Self-supervised learning and visual recognition:
The work addressed several challenges in self-supervised and visual model design. This includes identifying and fixing instability issues in vision transformers, proposing new architectures for masked image modeling, and establishing reproducible guidelines for distilling large visual models into compact, task-specific students. In addition, a fast, learning-free pipeline (LUDVIG) was introduced for transforming 2D features into 3D scene representations, enabling efficient segmentation and reconstruction.

Astronomy applications:
In the field of astronomy, a novel framework for exoplanet detection was developed, leveraging cross-observation learning to improve sensitivity and robustness. A physically grounded model of speckle noise was also designed, enabling better detection and characterization of faint exoplanets in challenging datasets.

Graph representations:
Finally, a new graph transformer architecture was proposed that extends attention mechanisms to per-channel filters and integrates higher-order topological features directly, achieving strong performance on molecular benchmarks without explicit message-passing.

Scalable non-convex optimization:
New approaches were developed to tackle complex non-convex problems. GloptiNets leverage the spectral structure of smooth target functions to build scalable optimizers that also produce certificates of optimality. Further contributions include efficient solvers for spectral unmixing in hyperspectral image processing and advances in counterfactual risk minimization for continuous actions, improving stability and offline policy selection in real-world systems.
We want to highlight three major achievements spanning theory, real-world applications, and foundational machine learning.

The first addresses a long-standing open problem in inverse problems and image reconstruction. The work on MAP Estimation with Denoisers provides the first rigorous theoretical foundation for widely used Plug-and-Play (PnP) and Regularization-by-Denoising (RED) algorithms. These methods, which replace hand-crafted priors with powerful deep denoisers, have been highly successful in practice but lacked statistical guarantees. This research shows that they can be rigorously interpreted as performing MAP estimation under mild assumptions, proving convergence rates and explaining practical heuristics such as over-smoothing and damping. By bridging practice and theory, it establishes a solid probabilistic framework for developing future reliable and trainable reconstruction methods, with potential impact in domains such as medical imaging and astronomy.
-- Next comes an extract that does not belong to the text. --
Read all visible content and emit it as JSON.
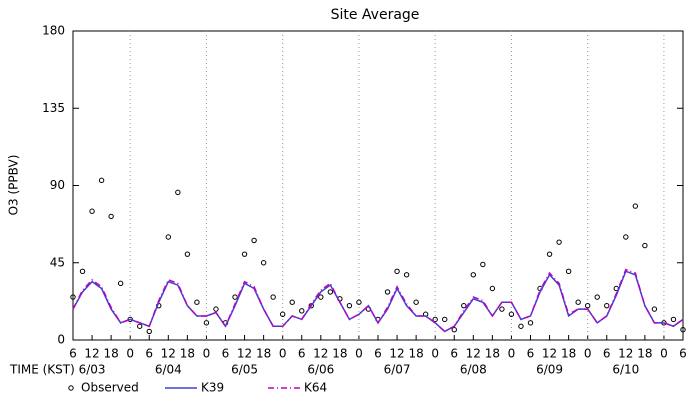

The second achievement focuses on astronomy and exoplanet detection. A novel, physically grounded multi-scale statistical model of stellar speckle noise was developed to tackle one of the main obstacles in direct exoplanet imaging. Integrated into an end-to-end learnable detection and flux estimation pipeline, this approach significantly improves sensitivity and robustness, enabling the reliable detection of faint exoplanets that were previously hidden by noise. It is now being applied to large datasets from VLT/SPHERE, opening the door to new exoplanet discoveries and deeper insights into the limitations of current high-contrast imaging systems.

Finally, in self-supervised learning, the introduction of a new generation of visual foundation models has had a transformative impact. Their open release has enabled thousands of researchers to apply them across diverse domains, from biology and medicine to Earth observation and astronomy. This line of work was further extended with a breakthrough study on Vision Transformers (ViTs), which identified instability caused by hidden “background tokens” and proposed a simple architectural solution—register tokens. This fix, now widely adopted, has reshaped the design of modern transformers and earned the Best Paper Award at ICLR 2024, underscoring its broad significance for the machine learning community.